Yine eski bir Gazze kampı sakini, şimdi ise emeklilik ikramiyesiyle kampın hemen dışında bir ev inşa etmiş olan, Şehid Şeyh Ahmet Yasin’in gençlik arkadaşı Şeyh Salah’ın evine uğruyoruz. 1936 doğumlu ihtiyar delikanlı bizi kısa bir tarih tünelinden geçiriyor. Kendisi 48 yılındaki işgalde ailesiyle birlikte Gazze’ye göç etmiş. 67’de de Ürdün’e göçmek zorunda kalmış. Bir kilometre kare alan üzerine kurulu Gazze kampının nüfusu kırk bin. Şeyh Salah hükümetin kendilerine çalışma izni vermediğini, ancak istihbaratın onayından sonra özel şirketlerde çalışma hakkı kazanabildiklerini söylüyor: “Hükümet ancak bir dönüm arazi almamıza izin veriyor. Örneğin istihbarat benim bu evin arazisini kendi üzerime almama dahi izin vermedi. En büyük sıkıntımız işsizlik. Devletin ilaç ve sağlık hizmetlerinden yararlanamıyoruz. Birleşmiş Milletler 150 dinara kadar olan (215 TL) sağlık giderlerini karşılıyor. Sıradan hastalıklar için yeterli olsa da önemli hastalıklar için ilaç bulamıyoruz. Kalp, kanser, böbrek hastalıkları gibi büyük hastalıklarda Kralın Divanı kurumuna başvuruyoruz. Bazen yardım ediyorlar, bazen etmiyorlar. Bazen yardım kararı hasta öldükten sonra çıkıyor.
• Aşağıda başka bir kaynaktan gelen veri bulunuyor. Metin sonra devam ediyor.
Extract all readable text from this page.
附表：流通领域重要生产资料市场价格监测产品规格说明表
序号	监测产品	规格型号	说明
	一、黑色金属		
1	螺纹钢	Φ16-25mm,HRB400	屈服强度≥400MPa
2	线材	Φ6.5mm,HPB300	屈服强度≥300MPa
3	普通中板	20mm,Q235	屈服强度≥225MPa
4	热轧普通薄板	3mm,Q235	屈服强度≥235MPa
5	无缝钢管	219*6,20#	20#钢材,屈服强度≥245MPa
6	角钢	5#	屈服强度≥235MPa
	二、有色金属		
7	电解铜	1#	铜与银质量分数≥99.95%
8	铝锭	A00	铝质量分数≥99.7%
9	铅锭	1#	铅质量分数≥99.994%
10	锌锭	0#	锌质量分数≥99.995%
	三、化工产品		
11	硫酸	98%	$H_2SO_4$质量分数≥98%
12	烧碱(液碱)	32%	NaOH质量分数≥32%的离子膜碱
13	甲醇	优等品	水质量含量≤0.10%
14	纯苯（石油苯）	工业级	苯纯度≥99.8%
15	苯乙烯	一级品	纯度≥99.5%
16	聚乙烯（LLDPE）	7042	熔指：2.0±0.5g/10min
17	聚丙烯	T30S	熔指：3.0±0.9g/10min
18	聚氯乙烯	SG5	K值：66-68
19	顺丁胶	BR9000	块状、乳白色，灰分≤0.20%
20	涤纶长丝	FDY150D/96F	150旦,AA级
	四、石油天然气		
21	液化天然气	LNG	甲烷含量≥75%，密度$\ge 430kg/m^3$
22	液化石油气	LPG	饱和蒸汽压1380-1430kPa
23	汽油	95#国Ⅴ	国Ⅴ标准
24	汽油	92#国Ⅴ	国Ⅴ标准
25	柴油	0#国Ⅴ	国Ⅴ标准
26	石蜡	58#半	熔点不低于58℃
BM’ye ait okul temel eğitimi bedava veriyor. Lise kısmı hükümet tarafından veriliyor. Ama üniversite kısmında çocuklarımız Ürdün vatandaşı öğrenci gibi muamele görmüyorlar. Her yıl yalnızca Filistinli otuz öğrenci hükümet kontenjanından daha az harç ödeme hakkı kazanabiliyor. Bunun dışında kalan öğrenciler çok yüksek harç ücretleri ödemek zorunda kalıyorlar. Öğrencilerin ailelerinin bu harçları karşılaması çok zor. Partner kuruluşumuz İslam Merkezi Cemiyeti elinden geldiği kadar burs vermeye çalışıyor. Üniversite mezunları ise iş bulamadıkları için bulabilirlerse inşaat, çöpçülük, işportacılık ve benzeri işler yapıyorlar. Sürücü ehliyeti dahi alamıyorlar.”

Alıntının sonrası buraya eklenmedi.